A Vinha do Senhor

Poucas culturas dependerão tanto de um trabalho carinhoso e delicado do homem e do clima como é o da vinha.

A Palestina, terra de vinhas — era famoso o vinho do Líbano (Os 14,8) e o de Jelbón, cerca de Damasco (Ez 27,18) —, ensinou Israel a apreciar o fruto da videira e a acarinhar um trabalho difícil que dependia muito do clima. Por isso, sempre a religiosidade antiga sempre se associou à misericórdia ou castigo de Deus: se havia vinho, graça de Deus; se a cultura era fraca, castigo divino.

Cultura preciosa e difícil, longa até, tinha qualquer coisa de misterioso. No mínimo, de diferente, percorrida da vinha à adega, ao bom vinho, sobretudo o velho e bem tratado (Is 26,6), o que «alegra o coração do homem», dizia o Salmista (104,15), o que tem «espírito», dizemos nós, sinal da alegria de Deus.

Por tudo isto, o Povo de Israel foi muito justamente considerado a Vinha do Senhor, como tão bela e poeticamente se exprimiu o Profeta Isaías: “A vinha do Senhor do Universo é a Casa de Israel e os homens de Judá serão a casta escolhida” (Is 5,7). Esta vinha, a Casa de Isarel, o Senhor a cultivou com carinho e atenção: mas não deu uvas boas. Ela era «a sua plantação preferida, “dela esperava o Senhor a rectidão, mas, afinal, só deu sangue derramado; esperava a justiça, e só deu gritos de horror» (Is 5,7).
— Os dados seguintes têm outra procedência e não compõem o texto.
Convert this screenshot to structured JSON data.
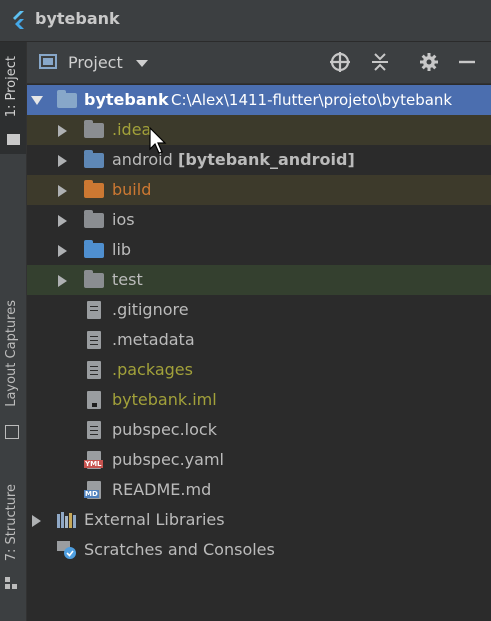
{
  "app": {
    "title": "bytebank"
  },
  "side_strip": {
    "project_tab": "1: Project",
    "layout_captures_tab": "Layout Captures",
    "structure_tab": "7: Structure"
  },
  "panel": {
    "title": "Project",
    "icons": [
      "crosshair-icon",
      "collapse-all-icon",
      "gear-icon",
      "minimize-icon"
    ]
  },
  "tree": {
    "root_name": "bytebank",
    "root_path": "C:\\Alex\\1411-flutter\\projeto\\bytebank",
    "items": [
      {
        "name": ".idea"
      },
      {
        "name": "android",
        "suffix": "[bytebank_android]"
      },
      {
        "name": "build"
      },
      {
        "name": "ios"
      },
      {
        "name": "lib"
      },
      {
        "name": "test"
      },
      {
        "name": ".gitignore"
      },
      {
        "name": ".metadata"
      },
      {
        "name": ".packages"
      },
      {
        "name": "bytebank.iml"
      },
      {
        "name": "pubspec.lock"
      },
      {
        "name": "pubspec.yaml",
        "badge": "YML"
      },
      {
        "name": "README.md",
        "badge": "MD"
      }
    ],
    "external_libraries": "External Libraries",
    "scratches": "Scratches and Consoles"
  },
  "colors": {
    "background": "#2b2b2b",
    "selection": "#4b6eaf",
    "folder_blue": "#5e87b5",
    "folder_gray": "#8a8d91",
    "excluded_orange": "#cc7832",
    "ignored_olive": "#a2a13a"
  }
}
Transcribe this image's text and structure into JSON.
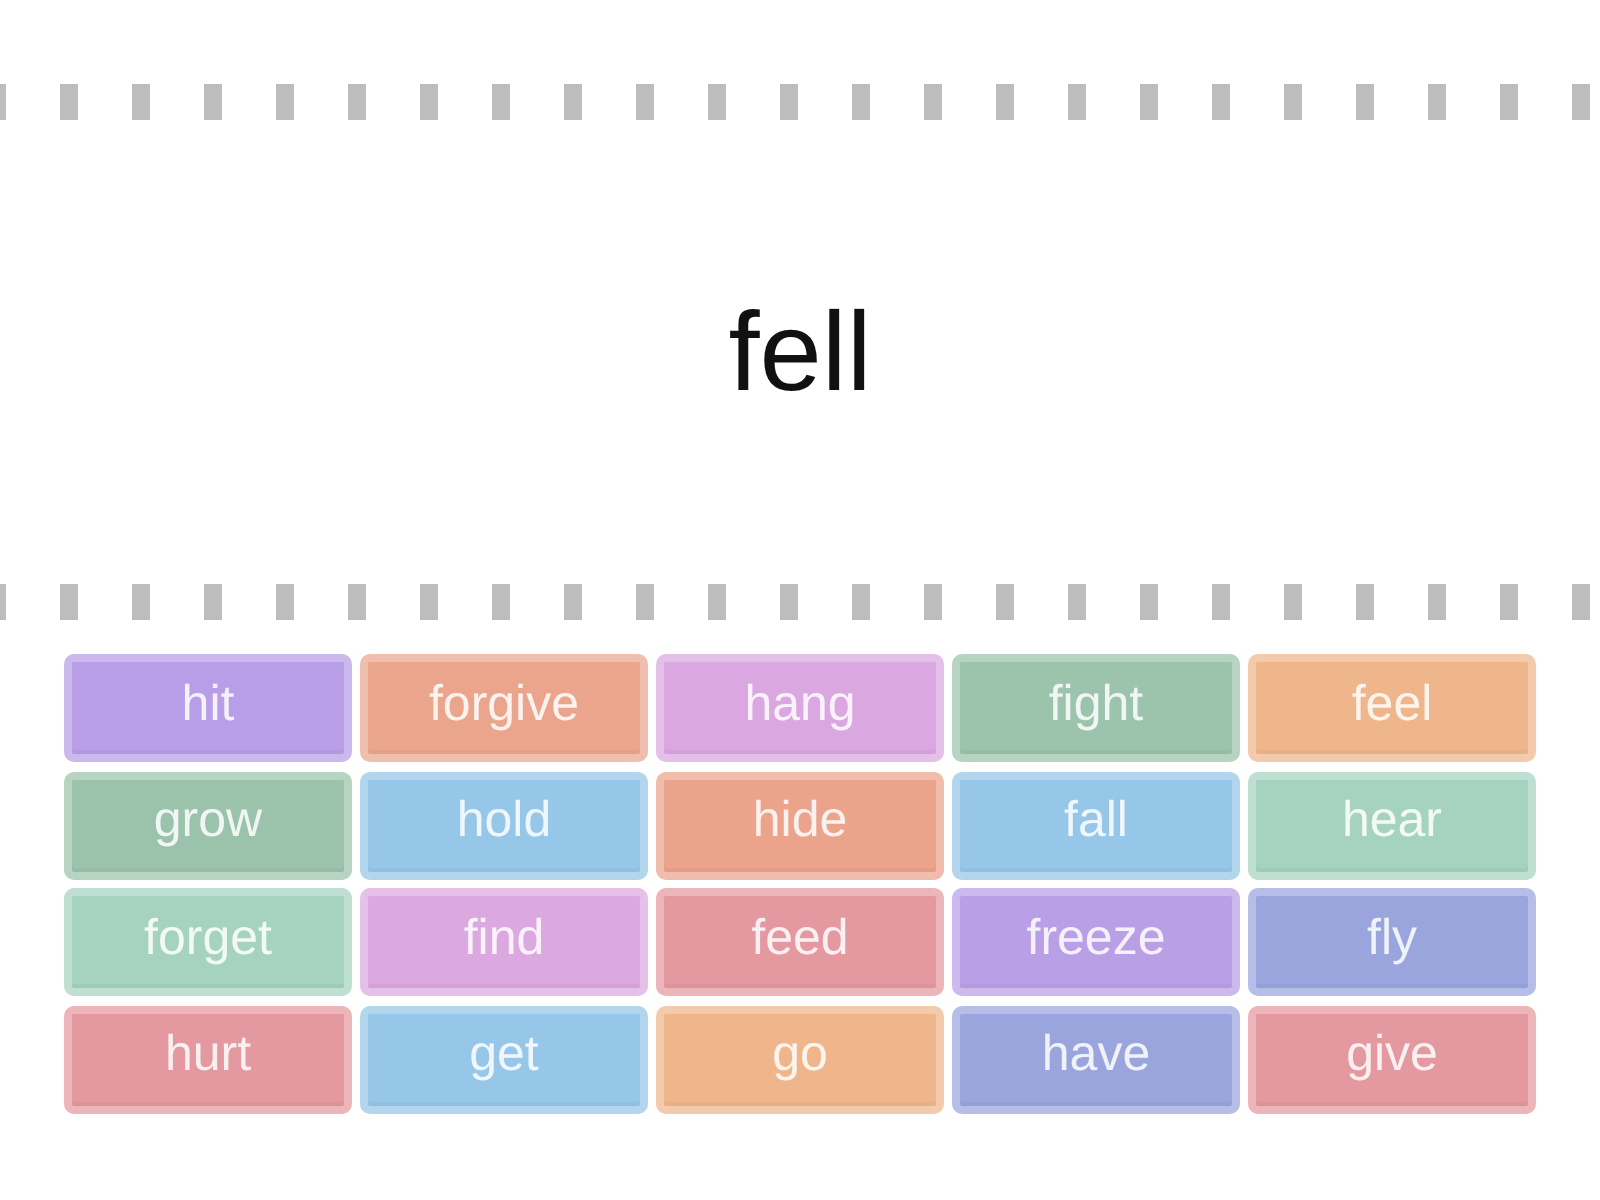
{
  "prompt": {
    "word": "fell"
  },
  "tiles": [
    {
      "label": "hit",
      "color": "#b89ee6"
    },
    {
      "label": "forgive",
      "color": "#eba58c"
    },
    {
      "label": "hang",
      "color": "#daa7e0"
    },
    {
      "label": "fight",
      "color": "#9cc3ab"
    },
    {
      "label": "feel",
      "color": "#efb68c"
    },
    {
      "label": "grow",
      "color": "#9bc3ab"
    },
    {
      "label": "hold",
      "color": "#96c6e8"
    },
    {
      "label": "hide",
      "color": "#eba38b"
    },
    {
      "label": "fall",
      "color": "#96c6e8"
    },
    {
      "label": "hear",
      "color": "#a5d3bf"
    },
    {
      "label": "forget",
      "color": "#a5d3bf"
    },
    {
      "label": "find",
      "color": "#dba8e0"
    },
    {
      "label": "feed",
      "color": "#e3999f"
    },
    {
      "label": "freeze",
      "color": "#b99fe6"
    },
    {
      "label": "fly",
      "color": "#9aa5de"
    },
    {
      "label": "hurt",
      "color": "#e3999f"
    },
    {
      "label": "get",
      "color": "#96c6e8"
    },
    {
      "label": "go",
      "color": "#efb68c"
    },
    {
      "label": "have",
      "color": "#9aa5de"
    },
    {
      "label": "give",
      "color": "#e3999f"
    }
  ]
}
Nesta altura do ano, a utilização destes textos bíblicos traduz a grande consonância existente entre a Liturgia e o ritmo da antiga (e ainda actual) vida rural e agrícola (europeia). Agora que, na Europa mediterrânica, onde foi criada a Liturgia, particularmente a romana, as uvas estão maduras e se fazem as vindimas, cascos e lagar já lavados e pessoal contratado ou, em muitos casos, “pessoal reunido” (familiares. amigos, turistas…), a vindima como que comunga, em zonas vinícolas, um aroma que anda no ar. E é a partir deste trabalho agrícola, neste momento o mais premente, que a Liturgia cristã arranca para a proclamação da Palavra.

É verdade que, se as vindimas são, no ritmo agrícola da vida rural, a última das grandes colheitas do ano (logo entrava o Outono e se iniciava um ritmo quotidiano mais pausado, que anunciava a chegada do Inverno), na nossa vida moderna e urbana, ao contrário, é o ano que começa: terminaram definitivamente as férias para todos, começaram as aulas e também o ano político, o judicial, o económico, o laboral, etc.

Com tudo isto, a Liturgia como que dá uma «guinada», perdoe-se-me o termo: depois desta temática da Vinha, todo o ambiente litúrgico se volta para os Fins, começa progressivamente a ser escatológico, num clima que se adensará e crescerá de intensidade até ao fim do ano litúrgico, que desembocará no Advento, o tempo por excelência da celebração da Escatologia.

Chegados aí – ao Advento – a Liturgia não mais abrandará a comandar e conduzir toda a vida eclesial, nomeadamente na sua vertente pastoral, até ao cume que é a Páscoa, que, por sua vez, tem no Pentecostes o seu clímax.

É importante, por isso, esta mudança temática que a Liturgia engrena por estas alturas de meados de Setembro/inícios de Outubro. Fá-lo em consonância com os ritmos rurais e agrícolas da sociedade tradicional em que foi criada a Liturgia romana ou, no caso, mediterrânica: quando o seu ritmo abrandava e mais disponíveis estavam as pessoas, fim do Outono e Inverno à porta, acelerava-se a Liturgia festiva (o Natal e, pouco depois, a Páscoa).

Embora de modo completamente diferente, também assim acontece na vida urbana. Após a grande dispersão e mobilidade das férias de Verão, as comunidades começaram já a reencontrar-se, as Assembleias a repôr-se, e é grande em todos a vontade de recomeçar…

“Até os que chegam mais tarde, recebem tanto como os primeiros!”.